What do we hear when we change the direction of a wire?


Douglas Self wrote a devastating article about audio anomalies back in 1988. With all the necessary knowledge and measuring tools, he did not detect any supposedly audible changes in the electrical signal. Self and his colleagues were sure that they had proved the absence of anomalies in audio, but over the past 30 years, audio anomalies have not disappeared anywhere, at the same time the authority of science in the field of audio has increasingly become questioned. It's hard to believe, but science still cannot clearly answer the question of what electricity is and what sound is! (see article by A.J.Essien).

For your information: to make sure that no potentially audible changes in the electrical signal occur when we apply any "audio magic" to our gear, no super equipment is needed. The smallest step-change in amplitude that can be detected by ear is about 0.3dB for a pure tone. In more realistic situations it is 0.5 to 1.0dB'". This is about a 10% change. (Harris J.D.). At medium volume, the voltage amplitude at the output of the amplifier is approximately 10 volts, which means that the smallest audible difference in sound will be noticeable when the output voltage changes to 1 volt. Such an error is impossible not to notice even using a conventional voltmeter, but Self and his colleagues performed much more accurate measurements, including ones made directly on the music signal using Baxandall subtraction technique - they found no error even at this highest level.

As a result, we are faced with an apparently unsolvable problem: those of us who do not hear the sound of wires, relying on the authority of scientists, claim that audio anomalies are BS. However, people who confidently perceive this component of sound are forced to make another, the only possible conclusion in this situation: the electrical and acoustic signals contain some additional signal(s) that are still unknown to science, and which we perceive with a certain sixth sense.

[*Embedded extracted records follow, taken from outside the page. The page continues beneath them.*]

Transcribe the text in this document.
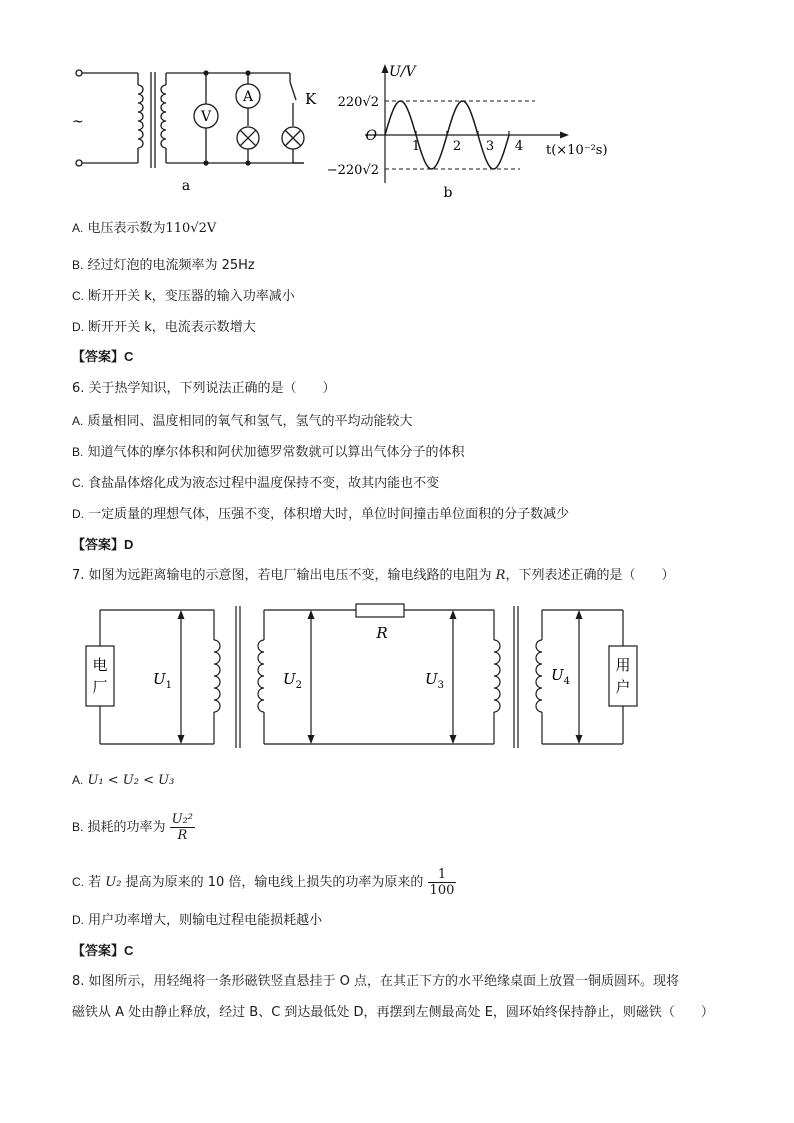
V
A	K
~
a
U/V
220√2
−220√2
O
1	2 3 4 t(×10⁻²s)
b
A. 电压表示数为110√2V
B. 经过灯泡的电流频率为 25Hz
C. 断开开关 k，变压器的输入功率减小
D. 断开开关 k，电流表示数增大
【答案】C
6. 关于热学知识，下列说法正确的是（　　）
A. 质量相同、温度相同的氧气和氢气，氢气的平均动能较大
B. 知道气体的摩尔体积和阿伏加德罗常数就可以算出气体分子的体积
C. 食盐晶体熔化成为液态过程中温度保持不变，故其内能也不变
D. 一定质量的理想气体，压强不变，体积增大时，单位时间撞击单位面积的分子数减少
【答案】D
7. 如图为远距离输电的示意图，若电厂输出电压不变，输电线路的电阻为 R，下列表述正确的是（　　）
电
厂
用
户
R
$U_1$	$U_2$	$U_3$
$U_4$
A. U₁ < U₂ < U₃
B. 损耗的功率为 $\frac{\text{U₂²}}{R}$
C. 若 U₂ 提高为原来的 10 倍，输电线上损失的功率为原来的 $\frac{1}{100}$
D. 用户功率增大，则输电过程电能损耗越小
【答案】C
8. 如图所示，用轻绳将一条形磁铁竖直悬挂于 O 点，在其正下方的水平绝缘桌面上放置一铜质圆环。现将
磁铁从 A 处由静止释放，经过 B、C 到达最低处 D，再摆到左侧最高处 E，圆环始终保持静止，则磁铁（　　）
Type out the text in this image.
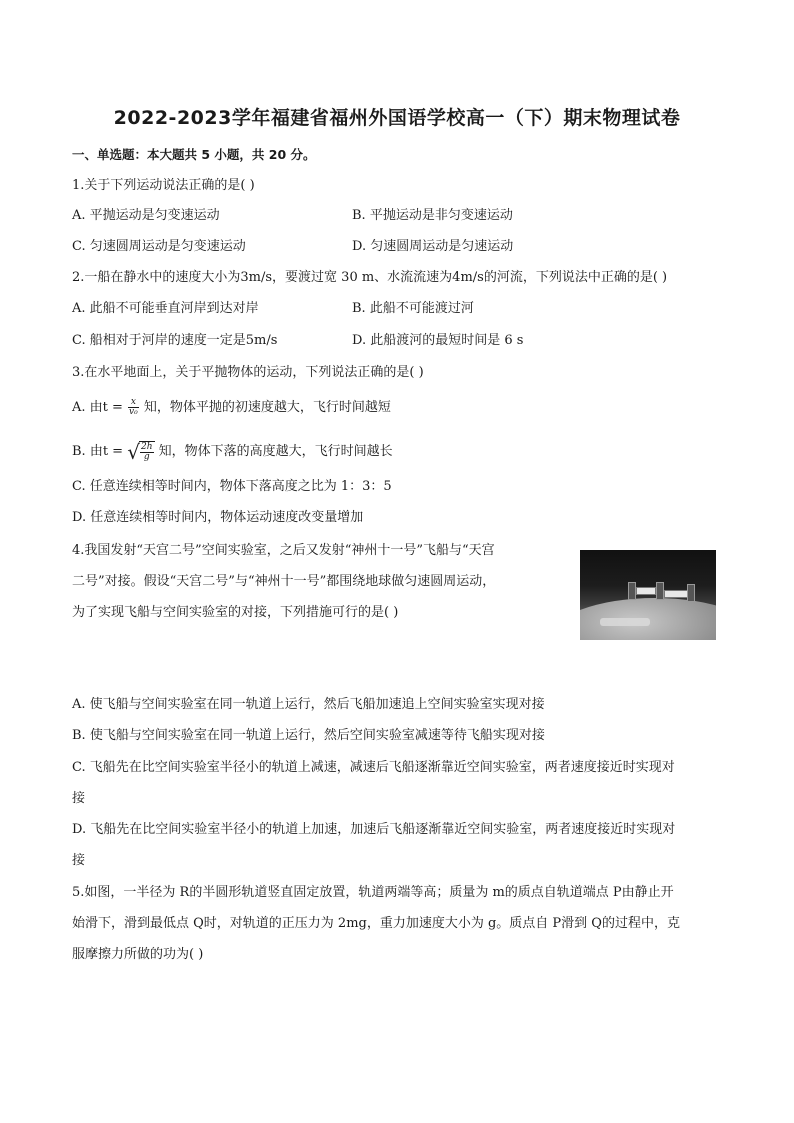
2022-2023学年福建省福州外国语学校高一（下）期末物理试卷
一、单选题：本大题共 5 小题，共 20 分。
1.关于下列运动说法正确的是( )
A. 平抛运动是匀变速运动	B. 平抛运动是非匀变速运动
C. 匀速圆周运动是匀变速运动	D. 匀速圆周运动是匀速运动
2.一船在静水中的速度大小为3m/s，要渡过宽 30 m、水流流速为4m/s的河流，下列说法中正确的是( )
A. 此船不可能垂直河岸到达对岸	B. 此船不可能渡过河
C. 船相对于河岸的速度一定是5m/s	D. 此船渡河的最短时间是 6 s
3.在水平地面上，关于平抛物体的运动，下列说法正确的是( )
A. 由$t = \frac{x}{\text{v₀}}$ 知，物体平抛的初速度越大，飞行时间越短
B. 由t = √ $\frac{2h}{g}$ 知，物体下落的高度越大，飞行时间越长
C. 任意连续相等时间内，物体下落高度之比为 1：3：5
D. 任意连续相等时间内，物体运动速度改变量增加
4.我国发射“天宫二号”空间实验室，之后又发射“神州十一号”飞船与“天宫
二号”对接。假设“天宫二号”与“神州十一号”都围绕地球做匀速圆周运动，
为了实现飞船与空间实验室的对接，下列措施可行的是( )
A. 使飞船与空间实验室在同一轨道上运行，然后飞船加速追上空间实验室实现对接
B. 使飞船与空间实验室在同一轨道上运行，然后空间实验室减速等待飞船实现对接
C. 飞船先在比空间实验室半径小的轨道上减速，减速后飞船逐渐靠近空间实验室，两者速度接近时实现对
接
D. 飞船先在比空间实验室半径小的轨道上加速，加速后飞船逐渐靠近空间实验室，两者速度接近时实现对
接
5.如图，一半径为 R的半圆形轨道竖直固定放置，轨道两端等高；质量为 m的质点自轨道端点 P由静止开
始滑下，滑到最低点 Q时，对轨道的正压力为 2mg，重力加速度大小为 g。质点自 P滑到 Q的过程中，克
服摩擦力所做的功为( )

If there are no electrical changes in the signal, then there are no acoustic changes, respectively, hearing does not participate in the perception of anomalies. What other options can there be?

Regards.
anton_stepichev

Showing 5 responses by audition__audio

I dont understand the concern of those like dletch2 for the rest of us deluded souls.  I also dont understand why these folks think that the biases they suffer are endemic to the human race and also the apparent need to put all of us hobbyists in such a narrowly defined box. I dont think it is such a stretch to believe that through experience and exposure to exceptional systems that some can hear better than others. I remain confident in the buying decisions I make and the methodology I use to make these decisions. Anyway,  as is usually the case, this thread is going nowhere.

Oh I dont see any reason that a passive cable should experience any sort of directionality. But I truly dont know and I truly dont care. If the maker of a cable puts arrows on the cable I will abide.

So dletch2,

Which of the Ace Hardware ground fault interrupters do you recommend? 

The Cliff Clavin of bias methodology. As my grandad used to say: "bias smias". 
And find a SS DAC that can do some of the things that arent measurable that make a tube DAC often sound better. Compare the number of tube DACs to the number of pure S.S. DACs. Compare what a single tube can do and then compare this with the amount of SS circuitry required to do the same thing. Increasingly, I think, this hobby is starting to understand the limits of measurement. How many years have speaker manufacturers made their designs low impedance to satisfy the consumers desire for more power only to find that low impedance loads dont sound nearly as good with 99% of amplification. 
alexberger,

Yes what you said about tubes! Do you think this linearity can be measured cause it sure can be heard in many circuits. Complex designs can often measure well but it is real trick to get them to sound as good as a simple design with or without tubes. This measurement thing is really a dead horse.